If we call our lemmatizer on two verbs, we will see that this doesn't reduce them to their expected common lemma:

In [None]:
print(wordnet_lemmatizer.lemmatize('run'))
print(wordnet_lemmatizer.lemmatize('ran'))

run
ran


This is because our lemmatizer relies on the context of words to be able to return the lemmas. Recall from our POS analysis that we can easily return the context of a word in a sentence and determine whether a given word is a noun, verb, or adjective. For now, let's manually specify that our words are verbs. We can see that this now correctly returns the lemma:

In [None]:
print(wordnet_lemmatizer.lemmatize('ran', pos='v'))
print(wordnet_lemmatizer.lemmatize('run', pos='v'))

run
run


In [None]:
sentence = 'The cats and dogs are running'

def return_word_pos_tuples(sentence):
    return nltk.pos_tag(nltk.word_tokenize(sentence))

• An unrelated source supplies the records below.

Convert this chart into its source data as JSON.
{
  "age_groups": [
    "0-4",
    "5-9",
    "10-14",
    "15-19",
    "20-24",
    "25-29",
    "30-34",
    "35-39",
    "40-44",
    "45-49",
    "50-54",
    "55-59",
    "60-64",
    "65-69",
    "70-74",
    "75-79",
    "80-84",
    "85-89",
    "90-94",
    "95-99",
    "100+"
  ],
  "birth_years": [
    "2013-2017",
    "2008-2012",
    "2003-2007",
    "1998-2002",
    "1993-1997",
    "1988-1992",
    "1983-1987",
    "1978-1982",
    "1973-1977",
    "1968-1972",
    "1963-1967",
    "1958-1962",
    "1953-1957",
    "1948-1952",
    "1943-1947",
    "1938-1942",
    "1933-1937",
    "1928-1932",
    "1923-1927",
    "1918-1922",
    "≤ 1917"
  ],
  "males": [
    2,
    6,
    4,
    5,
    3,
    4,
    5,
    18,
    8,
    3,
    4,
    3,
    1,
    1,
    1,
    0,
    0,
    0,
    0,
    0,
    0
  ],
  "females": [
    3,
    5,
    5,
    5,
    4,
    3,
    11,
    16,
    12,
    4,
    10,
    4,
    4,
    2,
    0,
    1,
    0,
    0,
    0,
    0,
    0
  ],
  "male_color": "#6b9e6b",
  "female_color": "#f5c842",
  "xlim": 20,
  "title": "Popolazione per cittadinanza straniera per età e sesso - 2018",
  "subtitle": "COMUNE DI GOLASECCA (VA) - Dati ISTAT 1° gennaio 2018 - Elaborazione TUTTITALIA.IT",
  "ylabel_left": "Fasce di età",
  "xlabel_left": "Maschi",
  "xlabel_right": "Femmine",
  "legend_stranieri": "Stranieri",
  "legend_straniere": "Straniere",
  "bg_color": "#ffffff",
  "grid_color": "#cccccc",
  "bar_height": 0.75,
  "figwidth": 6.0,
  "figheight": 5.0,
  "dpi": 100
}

return_word_pos_tuples(sentence)

[('The', 'DT'),
 ('cats', 'NNS'),
 ('and', 'CC'),
 ('dogs', 'NNS'),
 ('are', 'VBP'),
 ('running', 'VBG')]

his means that in order to return the correct lemmatization of any given sentence, we must first perform POS tagging to obtain the context of the words in the sentence, then pass this through the lemmatizer to obtain the lemmas of each of the words in the sentence. We first create a function that will return our POS tagging for each word in the sentence:

Now that we have seen both lemmatization and stemming in action, the question still remains as to under which circumstances we should use both of these techniques. We saw that both techniques attempt to reduce each word to its root. In stemming, this may just be a reduced form of the target room, whereas in lemmatization, it reduces to a true English language word root.

Because lemmatization requires cross-referencing the target word within the WordNet corpus, as well as performing part-of-speech analysis to determine the form of the lemma, this may take a significant amount of processing time if a large number of words have to be lemmatized. This is in contrast to stemming, which uses a detailed but relatively fast algorithm to stem words. Ultimately, as with many problems in computing, it is a question of trading off speed versus detail. When choosing which of these methods to incorporate in our deep learning pipeline, the trade-off may be between speed and accuracy. If time is of the essence, then stemming may be the way to go. On the other hand, if you need your model to be as detailed and as accurate as possible, then lemmatization will likely result in the superior model.